What's inside its 104 pages:

Four dungeons. The Vat Complex (with its menacing sealed off-west wing, body-horrific industrial process and pocket dimensions), the flying god-prison Monument Five, the meth-fruit Plantation House and Colonel Zogg's Pagoda Bunker.

Full “extra-planar” pointcrawl. The wilderness crawl spreads over one main isle and two smaller islets subdivided by massive, movable grubs.

An “Anti-Chaos Index.” Through their actions the players shape the very reality of the Isles. Sometimes for the better, sometimes for the worst, but always for the weird.

A slew of new otherwordly monsters.

A large collection of bizarre technological Eldish artifacts and treasure. Includes a random generator for miscellaneous artifacts picked up.

A new psionicist player class, the Psychonaut, with a soft scifi twist. Including its own powers and mutations.

"The Misty Isles of the Eld ... is a hundred and four page acid trip ... if Frank Baum and William Burroughs had gotten together [for] a weekend of drink and drugs."
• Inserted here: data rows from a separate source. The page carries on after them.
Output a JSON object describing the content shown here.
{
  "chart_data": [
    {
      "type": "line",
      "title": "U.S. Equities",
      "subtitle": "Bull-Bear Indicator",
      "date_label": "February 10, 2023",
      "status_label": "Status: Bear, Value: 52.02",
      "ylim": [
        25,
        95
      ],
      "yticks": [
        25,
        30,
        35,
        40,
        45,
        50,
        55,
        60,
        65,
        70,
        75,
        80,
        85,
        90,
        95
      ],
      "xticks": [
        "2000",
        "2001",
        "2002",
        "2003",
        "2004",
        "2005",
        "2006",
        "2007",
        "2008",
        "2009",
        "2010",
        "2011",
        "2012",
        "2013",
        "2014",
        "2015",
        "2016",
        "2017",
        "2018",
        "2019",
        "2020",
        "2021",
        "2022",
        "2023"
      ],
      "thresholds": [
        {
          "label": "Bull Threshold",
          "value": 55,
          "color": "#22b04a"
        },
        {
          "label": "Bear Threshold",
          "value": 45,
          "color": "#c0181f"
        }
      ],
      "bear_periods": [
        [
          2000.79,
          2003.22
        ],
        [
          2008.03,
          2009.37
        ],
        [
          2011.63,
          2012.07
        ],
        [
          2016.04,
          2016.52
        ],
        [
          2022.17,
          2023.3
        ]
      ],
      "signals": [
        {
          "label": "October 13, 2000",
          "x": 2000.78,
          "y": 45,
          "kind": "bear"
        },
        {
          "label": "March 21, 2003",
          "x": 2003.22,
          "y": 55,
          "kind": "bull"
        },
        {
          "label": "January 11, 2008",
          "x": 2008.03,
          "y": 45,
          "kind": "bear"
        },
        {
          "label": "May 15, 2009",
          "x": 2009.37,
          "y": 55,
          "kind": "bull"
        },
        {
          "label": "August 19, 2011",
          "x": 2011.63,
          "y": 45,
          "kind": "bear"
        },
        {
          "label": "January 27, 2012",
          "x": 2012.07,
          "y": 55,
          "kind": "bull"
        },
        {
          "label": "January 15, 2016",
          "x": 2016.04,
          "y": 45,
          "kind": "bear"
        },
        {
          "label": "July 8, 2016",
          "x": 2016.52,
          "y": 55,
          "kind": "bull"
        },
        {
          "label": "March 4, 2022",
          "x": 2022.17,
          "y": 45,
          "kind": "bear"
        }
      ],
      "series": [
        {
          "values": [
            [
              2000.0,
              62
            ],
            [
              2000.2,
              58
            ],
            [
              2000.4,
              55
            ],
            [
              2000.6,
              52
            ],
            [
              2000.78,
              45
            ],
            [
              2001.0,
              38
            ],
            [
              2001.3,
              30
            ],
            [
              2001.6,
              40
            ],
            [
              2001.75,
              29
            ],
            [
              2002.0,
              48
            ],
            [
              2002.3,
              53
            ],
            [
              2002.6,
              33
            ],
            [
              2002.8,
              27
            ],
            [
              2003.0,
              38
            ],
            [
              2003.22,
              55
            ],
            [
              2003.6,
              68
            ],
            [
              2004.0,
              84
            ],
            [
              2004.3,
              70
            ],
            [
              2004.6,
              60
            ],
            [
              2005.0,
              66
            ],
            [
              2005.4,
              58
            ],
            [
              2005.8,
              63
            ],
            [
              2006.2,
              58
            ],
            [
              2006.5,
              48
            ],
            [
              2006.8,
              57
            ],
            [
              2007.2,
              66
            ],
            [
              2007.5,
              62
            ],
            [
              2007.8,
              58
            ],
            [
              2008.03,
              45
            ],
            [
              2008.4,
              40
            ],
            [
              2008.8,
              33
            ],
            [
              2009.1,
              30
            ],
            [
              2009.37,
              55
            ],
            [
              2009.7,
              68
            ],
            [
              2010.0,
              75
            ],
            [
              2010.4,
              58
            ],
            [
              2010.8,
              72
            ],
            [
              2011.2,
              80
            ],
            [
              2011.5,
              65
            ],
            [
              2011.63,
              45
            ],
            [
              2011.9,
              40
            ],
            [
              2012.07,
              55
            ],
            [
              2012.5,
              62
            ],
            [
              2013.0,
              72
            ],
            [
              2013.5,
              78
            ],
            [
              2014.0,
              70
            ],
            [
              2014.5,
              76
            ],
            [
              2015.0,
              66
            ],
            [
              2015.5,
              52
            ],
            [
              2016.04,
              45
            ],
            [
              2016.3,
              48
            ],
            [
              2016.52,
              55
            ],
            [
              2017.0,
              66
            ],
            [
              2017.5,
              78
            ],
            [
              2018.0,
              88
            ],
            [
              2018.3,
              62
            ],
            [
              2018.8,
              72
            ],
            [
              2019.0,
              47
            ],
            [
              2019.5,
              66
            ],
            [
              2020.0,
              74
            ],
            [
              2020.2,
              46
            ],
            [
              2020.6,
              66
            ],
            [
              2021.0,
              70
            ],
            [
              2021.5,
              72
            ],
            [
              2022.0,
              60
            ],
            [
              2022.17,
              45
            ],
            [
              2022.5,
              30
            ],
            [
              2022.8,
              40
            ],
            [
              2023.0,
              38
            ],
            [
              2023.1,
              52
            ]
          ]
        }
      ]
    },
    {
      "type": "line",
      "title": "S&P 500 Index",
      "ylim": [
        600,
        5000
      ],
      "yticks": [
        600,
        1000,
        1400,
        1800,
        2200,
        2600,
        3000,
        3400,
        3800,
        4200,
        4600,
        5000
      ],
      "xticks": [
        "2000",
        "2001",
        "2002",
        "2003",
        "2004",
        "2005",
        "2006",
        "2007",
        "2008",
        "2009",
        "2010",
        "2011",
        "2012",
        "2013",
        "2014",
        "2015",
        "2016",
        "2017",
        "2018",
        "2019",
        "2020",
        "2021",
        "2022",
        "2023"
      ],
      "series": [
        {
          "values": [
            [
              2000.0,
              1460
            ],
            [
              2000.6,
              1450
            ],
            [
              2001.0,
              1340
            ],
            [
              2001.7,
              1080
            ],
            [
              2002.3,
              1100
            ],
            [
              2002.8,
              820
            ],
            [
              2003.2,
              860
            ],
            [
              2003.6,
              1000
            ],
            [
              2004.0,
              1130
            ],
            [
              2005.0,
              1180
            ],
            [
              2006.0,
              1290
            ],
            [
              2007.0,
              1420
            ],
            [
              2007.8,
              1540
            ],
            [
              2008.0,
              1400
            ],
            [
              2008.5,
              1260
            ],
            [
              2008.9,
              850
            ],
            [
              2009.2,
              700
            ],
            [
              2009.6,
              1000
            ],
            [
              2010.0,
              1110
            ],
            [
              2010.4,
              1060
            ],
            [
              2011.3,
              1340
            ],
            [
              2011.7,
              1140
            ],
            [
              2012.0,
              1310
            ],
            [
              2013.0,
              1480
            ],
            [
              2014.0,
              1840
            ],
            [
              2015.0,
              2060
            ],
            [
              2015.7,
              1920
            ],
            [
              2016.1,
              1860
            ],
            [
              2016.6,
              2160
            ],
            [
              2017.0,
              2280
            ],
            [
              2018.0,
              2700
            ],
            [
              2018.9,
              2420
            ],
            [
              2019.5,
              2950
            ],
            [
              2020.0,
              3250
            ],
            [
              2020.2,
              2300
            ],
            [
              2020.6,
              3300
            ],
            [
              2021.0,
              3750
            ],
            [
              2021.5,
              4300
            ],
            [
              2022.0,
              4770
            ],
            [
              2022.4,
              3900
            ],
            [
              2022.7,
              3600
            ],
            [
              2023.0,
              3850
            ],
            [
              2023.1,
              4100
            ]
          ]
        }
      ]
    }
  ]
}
-- Needles, Swords & Stitchery

"The party will be dealing with a coordinated and professional opposition, and the book does a good job making the encounters and NPCs interesting while not forgetting that. There's a great deal of time spent laying out for referees the various resources the Eld (evil space elves from hell, with Melniboinean flourishes) have at hand and how they use them."